Rachel's Oscar-worthy performance as Great Aunt Muriel

I am skipping the concert. I am sure it is a very fine concert, but my body seems to have figured out that I spent all day yesterday driving. If I had pushed my limits and gone, I ran the risk of becoming like that kid at Disneyland. The one who was weeping like someone was killing her puppy because, two-thirds of the way through a "perfect day" at "the Happiest Place on Earth," she realized that there wouldn't be enough time to go on ALL of the rides. There's always more going on at a conference than a mere mortal can take in, and if you waste energy distressing over what you miss, you stand a good chance of ruining the whole experience.

So I'm blogging instead, which is much less energy-intensive than acoustic rock and jazz.

Here starts my stream-of-consciousness that is only very tangentially related to today's experiences: Think back -- when you were little, and grown-ups who didn't see you very often would exclaim over how much you've grown, did that drive you nuts? Or was it only if they messed up your hair at the same time, or pinched your cheeks?

After all, as Thursday Next observes in the delightful novel Something Rotten, "It was unlikely in the extreme that he would have shrunk." Growing is just what kids do, so remarking on it like it's something surprising is, well, kind of inane.

I know that. But I have become that adult.

I started noticing that other peoples' kids were growing like weeds just about the same time I stopped growing. One day, the summer after graduating from college, I signed on to the internet using my father's ISP account. I quickly received an IM from the youth pastor at my home church, and wrote back to let him know that I wasn't who he thought I was -- I was my daughter. He replied that he wasn't who I thought he was, either -- he was his daughter. His daughter LEAH.

The Leah in my memory was a minimally verbal toddler. The Leah at the other end of my internet connection was carrying on a perfectly coherent written conversation. She could even spell "Yodeling Veterinarian of the Alps." (I can't even spell "Yodeling Veterinarian of the Alps" -- I made at least two typos when I tried just now to google that link.)

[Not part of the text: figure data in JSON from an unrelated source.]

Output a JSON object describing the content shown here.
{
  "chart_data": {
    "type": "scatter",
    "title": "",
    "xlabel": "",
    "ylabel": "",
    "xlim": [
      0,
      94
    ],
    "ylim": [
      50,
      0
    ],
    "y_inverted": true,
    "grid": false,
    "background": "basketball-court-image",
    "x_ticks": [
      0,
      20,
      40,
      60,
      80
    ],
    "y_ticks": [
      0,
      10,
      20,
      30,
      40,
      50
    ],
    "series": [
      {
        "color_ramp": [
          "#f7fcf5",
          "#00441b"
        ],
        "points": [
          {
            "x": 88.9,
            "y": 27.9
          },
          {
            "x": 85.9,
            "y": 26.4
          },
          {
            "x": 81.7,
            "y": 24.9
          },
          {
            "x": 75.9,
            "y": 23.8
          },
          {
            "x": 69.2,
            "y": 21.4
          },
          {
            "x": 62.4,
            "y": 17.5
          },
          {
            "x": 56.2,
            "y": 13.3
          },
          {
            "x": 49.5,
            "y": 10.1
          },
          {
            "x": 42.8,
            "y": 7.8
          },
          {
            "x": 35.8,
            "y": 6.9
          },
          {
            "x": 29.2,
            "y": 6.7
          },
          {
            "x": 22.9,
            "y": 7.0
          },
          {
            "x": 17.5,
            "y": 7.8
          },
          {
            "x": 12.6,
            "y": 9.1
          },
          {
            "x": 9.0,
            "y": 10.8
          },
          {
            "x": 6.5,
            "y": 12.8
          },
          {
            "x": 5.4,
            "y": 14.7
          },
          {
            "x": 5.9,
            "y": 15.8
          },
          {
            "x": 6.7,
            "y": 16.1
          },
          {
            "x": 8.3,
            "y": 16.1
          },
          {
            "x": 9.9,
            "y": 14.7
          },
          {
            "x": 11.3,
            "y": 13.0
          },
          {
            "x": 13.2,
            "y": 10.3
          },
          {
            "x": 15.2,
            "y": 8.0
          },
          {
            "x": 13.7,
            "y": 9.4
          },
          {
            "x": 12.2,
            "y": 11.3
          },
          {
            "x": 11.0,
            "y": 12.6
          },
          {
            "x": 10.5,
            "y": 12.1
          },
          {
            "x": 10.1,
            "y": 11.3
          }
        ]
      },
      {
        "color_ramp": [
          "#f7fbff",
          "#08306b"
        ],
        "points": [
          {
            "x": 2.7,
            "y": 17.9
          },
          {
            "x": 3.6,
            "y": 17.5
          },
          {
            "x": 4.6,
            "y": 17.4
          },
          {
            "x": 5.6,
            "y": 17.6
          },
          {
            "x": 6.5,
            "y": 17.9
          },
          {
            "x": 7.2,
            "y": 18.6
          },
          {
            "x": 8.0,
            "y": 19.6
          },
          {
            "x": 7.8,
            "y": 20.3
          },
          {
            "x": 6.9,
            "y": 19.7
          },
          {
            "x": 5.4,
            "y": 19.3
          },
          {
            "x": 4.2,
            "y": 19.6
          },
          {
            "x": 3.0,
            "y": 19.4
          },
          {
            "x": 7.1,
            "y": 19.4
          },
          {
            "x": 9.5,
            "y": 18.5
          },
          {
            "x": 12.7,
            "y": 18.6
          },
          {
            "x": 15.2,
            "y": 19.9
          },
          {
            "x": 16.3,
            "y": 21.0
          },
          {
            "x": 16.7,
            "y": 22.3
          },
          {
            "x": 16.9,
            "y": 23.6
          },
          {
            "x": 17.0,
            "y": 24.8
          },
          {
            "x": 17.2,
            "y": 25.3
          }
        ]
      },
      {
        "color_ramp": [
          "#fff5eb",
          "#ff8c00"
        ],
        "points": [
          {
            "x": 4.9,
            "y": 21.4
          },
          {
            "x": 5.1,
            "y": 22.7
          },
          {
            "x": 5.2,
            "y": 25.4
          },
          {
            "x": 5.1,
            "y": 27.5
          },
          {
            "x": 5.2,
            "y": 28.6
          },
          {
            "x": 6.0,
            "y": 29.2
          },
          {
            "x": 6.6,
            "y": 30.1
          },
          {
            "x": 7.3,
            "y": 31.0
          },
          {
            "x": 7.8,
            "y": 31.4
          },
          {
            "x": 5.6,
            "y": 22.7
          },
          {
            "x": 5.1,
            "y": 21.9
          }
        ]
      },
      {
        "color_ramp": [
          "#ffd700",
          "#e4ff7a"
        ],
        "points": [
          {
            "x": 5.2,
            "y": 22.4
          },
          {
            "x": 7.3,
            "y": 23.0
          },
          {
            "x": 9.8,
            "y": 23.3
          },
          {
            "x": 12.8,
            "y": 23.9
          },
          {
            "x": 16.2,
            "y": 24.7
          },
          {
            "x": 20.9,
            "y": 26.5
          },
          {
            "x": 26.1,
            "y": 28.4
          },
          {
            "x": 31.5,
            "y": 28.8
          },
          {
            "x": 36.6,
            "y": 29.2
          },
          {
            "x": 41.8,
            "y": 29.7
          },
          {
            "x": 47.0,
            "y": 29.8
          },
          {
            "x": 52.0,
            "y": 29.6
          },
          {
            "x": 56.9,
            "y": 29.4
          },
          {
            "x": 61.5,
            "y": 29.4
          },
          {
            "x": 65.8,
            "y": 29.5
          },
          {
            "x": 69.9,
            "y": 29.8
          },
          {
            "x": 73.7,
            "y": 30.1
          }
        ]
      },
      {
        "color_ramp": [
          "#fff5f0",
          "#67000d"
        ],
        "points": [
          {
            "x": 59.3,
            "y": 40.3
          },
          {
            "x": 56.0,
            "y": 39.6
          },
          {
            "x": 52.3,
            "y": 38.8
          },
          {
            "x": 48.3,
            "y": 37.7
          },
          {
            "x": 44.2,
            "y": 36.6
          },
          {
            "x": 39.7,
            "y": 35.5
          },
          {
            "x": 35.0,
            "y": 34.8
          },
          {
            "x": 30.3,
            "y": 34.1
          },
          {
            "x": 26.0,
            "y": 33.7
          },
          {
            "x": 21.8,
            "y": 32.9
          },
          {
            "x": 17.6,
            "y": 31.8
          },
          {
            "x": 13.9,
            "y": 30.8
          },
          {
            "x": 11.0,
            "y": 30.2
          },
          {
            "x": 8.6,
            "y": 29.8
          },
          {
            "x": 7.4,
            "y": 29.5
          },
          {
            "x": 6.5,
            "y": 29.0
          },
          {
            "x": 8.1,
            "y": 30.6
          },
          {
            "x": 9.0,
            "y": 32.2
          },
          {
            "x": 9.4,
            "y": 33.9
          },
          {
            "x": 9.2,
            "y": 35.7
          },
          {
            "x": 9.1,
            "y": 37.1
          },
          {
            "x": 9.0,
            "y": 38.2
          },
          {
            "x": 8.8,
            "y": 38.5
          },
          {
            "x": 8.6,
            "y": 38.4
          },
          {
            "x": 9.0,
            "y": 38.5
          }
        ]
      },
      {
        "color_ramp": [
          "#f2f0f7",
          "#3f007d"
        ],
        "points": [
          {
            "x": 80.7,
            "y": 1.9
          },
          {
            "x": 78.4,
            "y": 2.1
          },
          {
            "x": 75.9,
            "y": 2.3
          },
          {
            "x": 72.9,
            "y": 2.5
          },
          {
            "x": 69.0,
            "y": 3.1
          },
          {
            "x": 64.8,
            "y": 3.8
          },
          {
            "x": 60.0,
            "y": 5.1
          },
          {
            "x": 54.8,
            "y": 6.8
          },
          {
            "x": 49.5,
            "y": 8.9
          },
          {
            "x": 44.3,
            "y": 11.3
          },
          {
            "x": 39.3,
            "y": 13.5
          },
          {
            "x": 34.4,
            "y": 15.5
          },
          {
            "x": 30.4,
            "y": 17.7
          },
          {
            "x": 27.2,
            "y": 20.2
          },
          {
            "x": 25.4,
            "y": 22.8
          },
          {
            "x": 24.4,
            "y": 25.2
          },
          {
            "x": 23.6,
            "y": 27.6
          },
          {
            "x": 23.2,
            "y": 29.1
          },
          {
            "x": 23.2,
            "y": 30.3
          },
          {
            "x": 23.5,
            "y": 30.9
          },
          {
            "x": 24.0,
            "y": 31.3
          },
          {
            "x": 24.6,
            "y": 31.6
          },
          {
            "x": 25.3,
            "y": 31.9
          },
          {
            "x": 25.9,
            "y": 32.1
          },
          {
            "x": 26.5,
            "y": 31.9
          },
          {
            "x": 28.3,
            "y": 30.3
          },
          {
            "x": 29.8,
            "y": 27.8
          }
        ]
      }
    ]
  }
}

So you'd think I'd realize by now that kids grow. That's just what they do. But no, it keeps catching me off guard.

So: today's performance. Walking in to dinner at the conference this evening, with a friend who I see once a year, or less, and hardly ever with his family, another friend asked him how old his kids are now. Because we all know that kids grow, but it's hard to keep track of other people's kids when you don't see them much.

He answered, "One is almost five..."

That sounded about right to me. I vaguely thought that he might be a little older by now; like maybe seven.

"... and the other is nine."

CLUNK.

That's the sound of the penny dropping. Or maybe it was my jaw.

Of course. The older son would be nine now. He was almost five when I left, and contrary to the laws of my me-centered universe, the state of Connecticut and all its children has not gone into suspended animation for the intervening four years.

And that would mean that the almost-five-year-old is the BABY.

The math here is not at all difficult. Not quite one plus almost four equals almost five. But I still couldn't believe it.

Fortunately, neither child was around, so I couldn't embarrass them with inane cooing. My Great Aunt Muriel routine was entirely in my head.

Out of respect for the sensibilities of children everywhere, I will try to restrain my impulse to make inane exclamations of obvious facts around your children. (I will not always succeed.) And I promise never to pinch anybody's cheeks. But in my mind, I'll still be thinking: WOW! I can't believe how FAST s/he's grown!